Prophylactic mesalamine treatment decreases postoperative recurrence of Crohn's disease.
Author(s): McLeod RS, Wolff BG, Steinhart AH, Carryer PW, O'Rourke K, Andrews DF, Blair JE, Cangemi JR, Cohen Z, Cullen JB
Affiliation(s): Department of Surgery, University of Toronto, Ontario, Canada.
Publication date & source: 1995-08, Gastroenterology., 109(2):404-13.

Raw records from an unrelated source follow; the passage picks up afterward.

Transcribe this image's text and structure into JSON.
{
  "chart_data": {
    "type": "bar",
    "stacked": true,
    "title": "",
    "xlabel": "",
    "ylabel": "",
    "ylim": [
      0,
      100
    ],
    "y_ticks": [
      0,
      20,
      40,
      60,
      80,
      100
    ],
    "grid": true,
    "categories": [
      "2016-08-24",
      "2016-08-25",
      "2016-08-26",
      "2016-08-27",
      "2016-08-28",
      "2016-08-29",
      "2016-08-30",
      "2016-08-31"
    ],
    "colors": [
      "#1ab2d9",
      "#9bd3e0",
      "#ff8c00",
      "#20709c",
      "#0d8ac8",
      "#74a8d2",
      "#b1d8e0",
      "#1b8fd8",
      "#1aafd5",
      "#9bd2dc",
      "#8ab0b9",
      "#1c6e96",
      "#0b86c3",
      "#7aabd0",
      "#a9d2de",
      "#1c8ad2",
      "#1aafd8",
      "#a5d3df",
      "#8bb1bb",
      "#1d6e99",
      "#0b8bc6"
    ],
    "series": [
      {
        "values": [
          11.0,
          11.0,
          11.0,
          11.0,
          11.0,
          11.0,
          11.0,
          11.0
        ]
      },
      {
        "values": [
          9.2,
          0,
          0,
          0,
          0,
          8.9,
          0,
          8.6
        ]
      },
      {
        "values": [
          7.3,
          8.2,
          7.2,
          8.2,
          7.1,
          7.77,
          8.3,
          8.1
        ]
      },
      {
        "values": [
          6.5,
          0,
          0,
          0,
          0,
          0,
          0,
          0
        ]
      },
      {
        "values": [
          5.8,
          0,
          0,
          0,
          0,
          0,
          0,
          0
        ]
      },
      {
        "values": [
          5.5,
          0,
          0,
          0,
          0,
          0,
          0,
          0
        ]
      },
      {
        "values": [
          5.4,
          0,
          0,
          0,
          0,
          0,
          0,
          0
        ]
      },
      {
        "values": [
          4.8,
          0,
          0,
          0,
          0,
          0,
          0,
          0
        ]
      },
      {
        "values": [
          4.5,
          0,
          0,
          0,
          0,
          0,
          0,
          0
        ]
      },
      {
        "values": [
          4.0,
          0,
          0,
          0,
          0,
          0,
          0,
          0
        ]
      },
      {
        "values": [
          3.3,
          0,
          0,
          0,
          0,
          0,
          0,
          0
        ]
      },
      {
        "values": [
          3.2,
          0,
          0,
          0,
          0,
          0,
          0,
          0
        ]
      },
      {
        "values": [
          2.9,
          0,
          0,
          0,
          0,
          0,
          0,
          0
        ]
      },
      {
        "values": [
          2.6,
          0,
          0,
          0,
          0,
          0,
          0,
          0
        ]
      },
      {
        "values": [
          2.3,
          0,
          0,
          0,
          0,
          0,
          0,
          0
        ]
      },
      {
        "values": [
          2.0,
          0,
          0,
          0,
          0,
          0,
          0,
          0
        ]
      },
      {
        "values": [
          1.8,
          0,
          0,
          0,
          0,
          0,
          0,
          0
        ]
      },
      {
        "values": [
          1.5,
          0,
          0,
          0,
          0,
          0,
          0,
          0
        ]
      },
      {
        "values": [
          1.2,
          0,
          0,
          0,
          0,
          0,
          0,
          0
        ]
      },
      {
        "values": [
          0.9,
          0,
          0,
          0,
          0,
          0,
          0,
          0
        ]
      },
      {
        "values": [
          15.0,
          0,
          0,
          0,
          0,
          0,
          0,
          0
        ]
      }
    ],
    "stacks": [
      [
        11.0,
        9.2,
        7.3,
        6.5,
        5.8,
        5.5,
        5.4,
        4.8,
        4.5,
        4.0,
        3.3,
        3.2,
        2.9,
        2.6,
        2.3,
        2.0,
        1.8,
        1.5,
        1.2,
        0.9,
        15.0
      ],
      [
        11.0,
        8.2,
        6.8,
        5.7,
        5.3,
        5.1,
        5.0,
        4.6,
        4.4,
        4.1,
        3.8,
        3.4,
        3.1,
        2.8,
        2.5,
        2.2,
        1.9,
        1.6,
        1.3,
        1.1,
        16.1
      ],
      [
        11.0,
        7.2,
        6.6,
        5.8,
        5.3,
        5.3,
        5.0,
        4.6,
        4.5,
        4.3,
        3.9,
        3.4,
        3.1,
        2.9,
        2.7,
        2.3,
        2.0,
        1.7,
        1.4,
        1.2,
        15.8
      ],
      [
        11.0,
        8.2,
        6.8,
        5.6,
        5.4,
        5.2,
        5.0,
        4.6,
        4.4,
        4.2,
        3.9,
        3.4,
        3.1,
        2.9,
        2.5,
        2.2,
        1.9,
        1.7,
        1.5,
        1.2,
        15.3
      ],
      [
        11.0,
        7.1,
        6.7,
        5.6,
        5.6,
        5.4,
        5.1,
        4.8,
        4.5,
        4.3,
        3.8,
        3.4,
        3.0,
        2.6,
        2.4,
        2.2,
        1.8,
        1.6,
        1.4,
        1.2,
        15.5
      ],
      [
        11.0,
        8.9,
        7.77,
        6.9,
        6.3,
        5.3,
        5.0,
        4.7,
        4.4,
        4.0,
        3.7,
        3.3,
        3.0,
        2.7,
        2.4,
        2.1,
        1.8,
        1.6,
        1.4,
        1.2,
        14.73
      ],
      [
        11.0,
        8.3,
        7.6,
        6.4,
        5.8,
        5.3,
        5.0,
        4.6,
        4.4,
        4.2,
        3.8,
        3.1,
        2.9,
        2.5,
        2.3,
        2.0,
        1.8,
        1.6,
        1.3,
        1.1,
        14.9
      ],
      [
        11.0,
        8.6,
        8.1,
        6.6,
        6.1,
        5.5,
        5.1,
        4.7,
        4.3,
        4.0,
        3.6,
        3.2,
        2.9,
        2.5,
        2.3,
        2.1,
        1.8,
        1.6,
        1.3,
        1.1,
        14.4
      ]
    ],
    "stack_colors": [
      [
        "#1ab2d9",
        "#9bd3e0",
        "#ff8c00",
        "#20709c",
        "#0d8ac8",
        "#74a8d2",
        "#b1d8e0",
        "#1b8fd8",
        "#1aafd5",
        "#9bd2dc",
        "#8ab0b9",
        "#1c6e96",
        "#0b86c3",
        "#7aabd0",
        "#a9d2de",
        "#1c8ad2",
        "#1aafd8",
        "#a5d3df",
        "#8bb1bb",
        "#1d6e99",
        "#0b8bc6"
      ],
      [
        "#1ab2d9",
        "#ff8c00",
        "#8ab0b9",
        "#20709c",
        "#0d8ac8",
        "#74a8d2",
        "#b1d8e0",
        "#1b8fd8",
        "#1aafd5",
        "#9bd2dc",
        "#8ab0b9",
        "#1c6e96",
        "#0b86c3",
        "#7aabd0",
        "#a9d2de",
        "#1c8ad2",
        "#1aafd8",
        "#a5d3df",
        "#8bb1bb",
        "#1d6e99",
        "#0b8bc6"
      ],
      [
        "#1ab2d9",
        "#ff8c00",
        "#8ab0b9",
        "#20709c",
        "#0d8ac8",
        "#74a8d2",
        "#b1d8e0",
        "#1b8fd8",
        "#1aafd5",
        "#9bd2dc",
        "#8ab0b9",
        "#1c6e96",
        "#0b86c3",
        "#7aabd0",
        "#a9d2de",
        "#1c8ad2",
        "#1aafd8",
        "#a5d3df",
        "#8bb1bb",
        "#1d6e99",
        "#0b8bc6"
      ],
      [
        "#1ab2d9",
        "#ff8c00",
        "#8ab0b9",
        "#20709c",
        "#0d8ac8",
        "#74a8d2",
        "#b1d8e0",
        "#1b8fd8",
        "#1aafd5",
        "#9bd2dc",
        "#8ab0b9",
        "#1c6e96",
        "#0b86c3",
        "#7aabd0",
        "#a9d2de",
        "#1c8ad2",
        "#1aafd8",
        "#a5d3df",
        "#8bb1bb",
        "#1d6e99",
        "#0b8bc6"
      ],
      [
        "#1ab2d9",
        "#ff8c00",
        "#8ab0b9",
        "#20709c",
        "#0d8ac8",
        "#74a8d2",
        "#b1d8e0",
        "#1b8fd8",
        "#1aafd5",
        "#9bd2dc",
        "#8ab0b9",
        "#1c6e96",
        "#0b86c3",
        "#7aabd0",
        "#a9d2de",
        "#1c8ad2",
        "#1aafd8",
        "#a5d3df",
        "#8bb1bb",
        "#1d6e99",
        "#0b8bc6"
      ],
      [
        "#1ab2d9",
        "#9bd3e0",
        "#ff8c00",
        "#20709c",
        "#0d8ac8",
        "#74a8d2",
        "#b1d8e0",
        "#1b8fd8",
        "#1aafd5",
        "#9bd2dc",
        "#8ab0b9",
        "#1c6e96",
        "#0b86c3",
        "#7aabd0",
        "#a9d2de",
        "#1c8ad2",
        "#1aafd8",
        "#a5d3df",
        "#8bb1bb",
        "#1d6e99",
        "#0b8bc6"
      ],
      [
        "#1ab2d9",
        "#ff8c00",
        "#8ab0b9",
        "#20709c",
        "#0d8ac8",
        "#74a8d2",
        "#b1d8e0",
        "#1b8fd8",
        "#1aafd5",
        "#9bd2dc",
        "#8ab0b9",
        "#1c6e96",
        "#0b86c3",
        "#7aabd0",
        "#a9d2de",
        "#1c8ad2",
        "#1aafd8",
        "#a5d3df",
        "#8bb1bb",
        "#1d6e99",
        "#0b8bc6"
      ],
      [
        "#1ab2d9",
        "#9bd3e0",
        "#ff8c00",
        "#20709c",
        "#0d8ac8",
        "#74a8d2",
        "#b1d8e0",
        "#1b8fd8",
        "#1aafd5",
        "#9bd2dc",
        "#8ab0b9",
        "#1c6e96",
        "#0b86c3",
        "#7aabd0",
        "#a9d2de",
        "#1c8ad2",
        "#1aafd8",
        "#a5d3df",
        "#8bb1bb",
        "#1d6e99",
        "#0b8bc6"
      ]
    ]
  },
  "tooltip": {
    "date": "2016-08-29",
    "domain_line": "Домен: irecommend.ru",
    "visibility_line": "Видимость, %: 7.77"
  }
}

Publication type: Clinical Trial; Multicenter Study; Randomized Controlled Trial
BACKGROUND & AIMS: Recurrence of Crohn's disease frequently occurs after surgery. A randomized controlled trial was performed to determine if mesalamine is effective in decreasing the risk of recurrent Crohn's disease after surgical resection is performed. METHODS: One hundred sixty-three patients who underwent a surgical resection and had no evidence of residual disease were randomized to a treatment group (1.5 g mesalamine twice a day) or a placebo control group within 8 weeks of surgery. The follow-up period was a maximum of 72 months. RESULTS: The symptomatic recurrence rate (symptoms plus endoscopic and/or radiological confirmation of disease) in the treatment group was 31% (27 of 87) compared with 41% (31 of 76) in the control group (P = 0.031). The relative risk of developing recurrent disease was 0.628 (90% confidence interval, 0.40-0.97) for those in the treatment group (P = 0.039; one-tail test) using an intention-to-treat analysis and 0.532 (90% confidence interval, 0.32-0.87) using an efficacy analysis. The endoscopic and radiological rate of recurrence was also significantly decreased with relative risks of 0.654 (90% confidence interval, 0.47-0.91) in the effectiveness analysis and 0.635 (90% confidence interval, 0.44-0.91) in the efficacy analysis. There was only one serious side effect (pancreatitis) in subjects in the treatment group. CONCLUSIONS: Mesalamine (3.0 g/day) is effective in decreasing the risk of recurrence of Crohn's disease after surgical resection is performed.